6-Ülkücüleri iktidara hazırlamadı, aksine yönetme kabiliyeti olan başarılı ülkücüleri çeşitli bahanelerle ya ihraç etti ya da rencide ederek partiden uzaklaştırdı.
7- Haziran seçimlerinde ayağına kadar gelmiş Başbakanlığı ve ya Koalisyon ortaklığını elinin tersiyle itip ülkücüleri muhalefete ve Yüksekova, Cizre Sur sokaklarında ölmeye mahkûm etti.
8- Parti içerisinde kabiliyetli, karakterli, şahsiyetli politika talep eden Sinan Oğan tipindeki her ülkücüyü paralel, ajan, partiyi ele geçirmeye çalışıyor gibi safsatalarla yıpratıp partiyi küçülttü.

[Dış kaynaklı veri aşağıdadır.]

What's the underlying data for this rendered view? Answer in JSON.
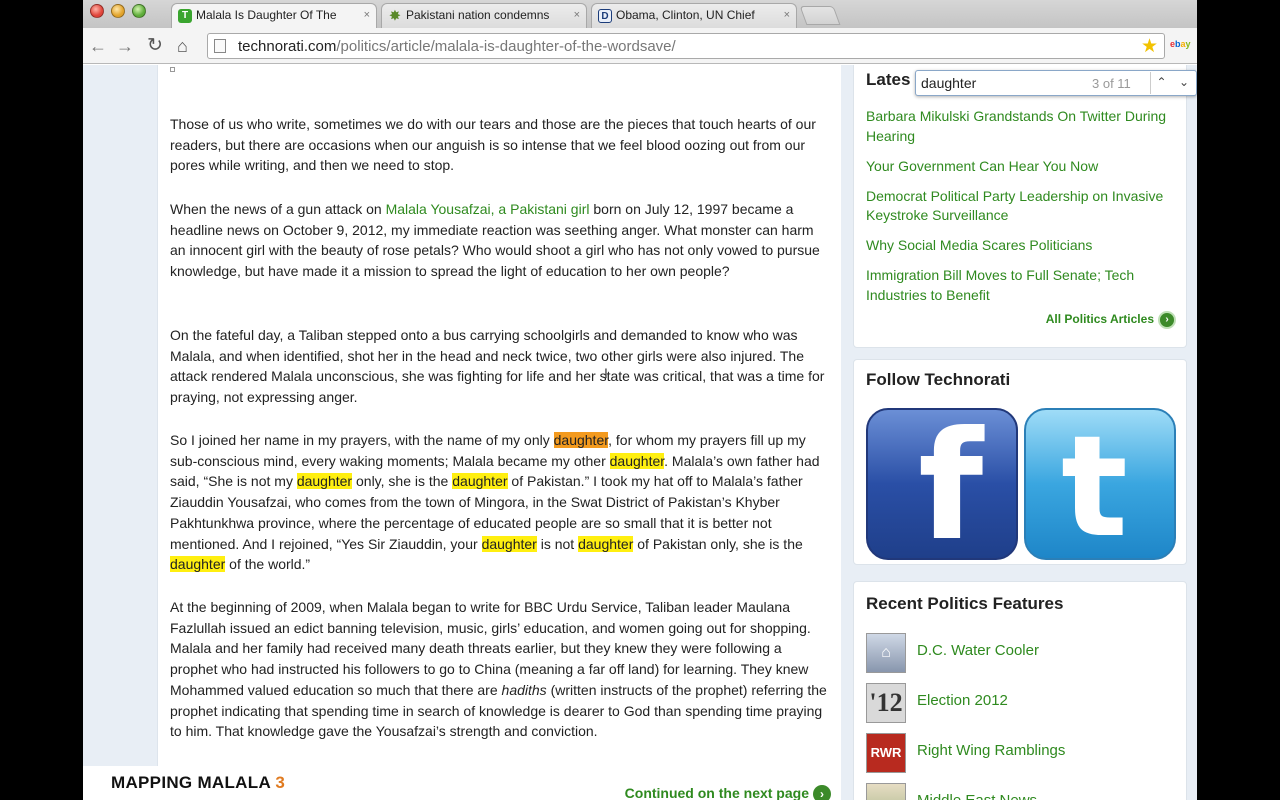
{
  "browser": {
    "tabs": [
      {
        "label": "Malala Is Daughter Of The",
        "favicon": "T"
      },
      {
        "label": "Pakistani nation condemns",
        "favicon": "✸"
      },
      {
        "label": "Obama, Clinton, UN Chief",
        "favicon": "D"
      }
    ],
    "tab_close": "×",
    "url_host": "technorati.com",
    "url_path": "/politics/article/malala-is-daughter-of-the-wordsave/",
    "nav": {
      "back": "←",
      "forward": "→",
      "reload": "↻",
      "home": "⌂",
      "star": "★",
      "ebay": "ebay"
    }
  },
  "find_bar": {
    "query": "daughter",
    "count": "3 of 11",
    "prev": "⌃",
    "next": "⌄"
  },
  "article": {
    "para1": "Those of us who write, sometimes we do with our tears and those are the pieces that touch hearts of our readers, but there are occasions when our anguish is so intense that we feel blood oozing out from our pores while writing, and then we need to stop.",
    "para2_a": "When the news of a gun attack on ",
    "para2_link": "Malala Yousafzai, a Pakistani girl",
    "para2_b": " born on July 12, 1997 became a headline news on October 9, 2012, my immediate reaction was seething anger. What monster can harm an innocent girl with the beauty of rose petals? Who would shoot a girl who has not only vowed to pursue knowledge, but have made it a mission to spread the light of education to her own people?",
    "para3": "On the fateful day, a Taliban stepped onto a bus carrying schoolgirls and demanded to know who was Malala, and when identified, shot her in the head and neck twice, two other girls were also injured. The attack rendered Malala unconscious, she was fighting for life and her state was critical, that was a time for praying, not expressing anger.",
    "para4": {
      "t1": "So I joined her name in my prayers, with the name of my only ",
      "h1": "daughter",
      "t2": ", for whom my prayers fill up my sub-conscious mind, every waking moments; Malala became my other ",
      "h2": "daughter",
      "t3": ". Malala’s own father had said, “She is not my ",
      "h3": "daughter",
      "t4": " only, she is the ",
      "h4": "daughter",
      "t5": " of Pakistan.” I took my hat off to Malala’s father Ziauddin Yousafzai, who comes from the town of Mingora, in the Swat District of Pakistan’s Khyber Pakhtunkhwa province, where the percentage of educated people are so small that it is better not mentioned. And I rejoined, “Yes Sir Ziauddin, your ",
      "h5": "daughter",
      "t6": " is not ",
      "h6": "daughter",
      "t7": " of Pakistan only, she is the ",
      "h7": "daughter",
      "t8": " of the world.”"
    },
    "para5_a": "At the beginning of 2009, when Malala began to write for BBC Urdu Service, Taliban leader Maulana Fazlullah issued an edict banning television, music, girls’ education, and women going out for shopping. Malala and her family had received many death threats earlier, but they knew they were following a prophet who had instructed his followers to go to China (meaning a far off land) for learning. They knew Mohammed valued education so much that there are ",
    "para5_em": "hadiths",
    "para5_b": " (written instructs of the prophet) referring the prophet indicating that spending time in search of knowledge is dearer to God than spending time praying to him. That knowledge gave the Yousafzai’s strength and conviction.",
    "continued": "Continued on the next page",
    "continued_icon": "›"
  },
  "sidebar": {
    "latest_title": "Lates",
    "latest_items": [
      "Barbara Mikulski Grandstands On Twitter During Hearing",
      "Your Government Can Hear You Now",
      "Democrat Political Party Leadership on Invasive Keystroke Surveillance",
      "Why Social Media Scares Politicians",
      "Immigration Bill Moves to Full Senate; Tech Industries to Benefit"
    ],
    "all_politics": "All Politics Articles",
    "all_politics_icon": "›",
    "follow_title": "Follow Technorati",
    "facebook_glyph": "f",
    "twitter_glyph": "t",
    "recent_title": "Recent Politics Features",
    "recent_items": [
      {
        "label": "D.C. Water Cooler",
        "thumb": "⌂"
      },
      {
        "label": "Election 2012",
        "thumb": "'12"
      },
      {
        "label": "Right Wing Ramblings",
        "thumb": "RWR"
      },
      {
        "label": "Middle East News",
        "thumb": ""
      }
    ]
  },
  "caption": {
    "text": "MAPPING MALALA ",
    "num": "3"
  },
  "cursor": "I"
}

Yukarıda yazdığım maddeleri yüzlercesini uzatabiliriz, MHP’de kimin genel başkan olacağına, kimin listesinin yönetime geleceğine, ben değil MHP delegeleri karar vereceklerdir. Demokratik olarak uygun olan da budur. MHP’de değişim için 1979 yılında İzmit Ülkücü Kızlar Teşkilatından tanıdığım genel başkanlığa talip olan Meral Akşener’in ve onunla yürüyen Türk Milliyetçilerinin iktidarına daha rahat ulaşılacağına inandığım için destek oluyorum.
Süleyman Sazak veya Sinan Oğan’ın samimiyetlerine inancım sonsuz. Meral Akşener’in diğer adaylardan farkı, sadece Ülkücü seçmenler değil, geniş seçmen kitlesinde karşılığı olduğun için destekliyorum.

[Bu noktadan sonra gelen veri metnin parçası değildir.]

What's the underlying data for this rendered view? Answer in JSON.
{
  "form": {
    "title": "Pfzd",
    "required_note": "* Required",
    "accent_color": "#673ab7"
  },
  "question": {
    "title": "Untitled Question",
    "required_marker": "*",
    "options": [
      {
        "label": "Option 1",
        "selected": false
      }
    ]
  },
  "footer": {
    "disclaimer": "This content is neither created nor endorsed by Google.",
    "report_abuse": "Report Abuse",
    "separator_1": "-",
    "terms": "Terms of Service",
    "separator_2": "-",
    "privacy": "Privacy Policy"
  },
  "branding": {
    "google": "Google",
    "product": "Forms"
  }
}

Meral Akşener iyi bir vitrinle seçmen pastasında %30 a ulaşması sürpriz olmaz. Şu an en parlak aday olarak da kendileri bir adım önde ilerlediğini müşahede ediyorum. Tabi bunlar sadece bir gözlem. Yine son sözü delegeler söyleyecek ve seçilen aday başımızın tacı olacaktır.
İsteyen delege Meral Akşener’i seçerek %30 oyla iktidara yürür. İsteyen de Devlet Bahçeli ile %7 oyla meclis dışında kalarak sağın işçi partisi gibi siyaset yapmaya devam ederler.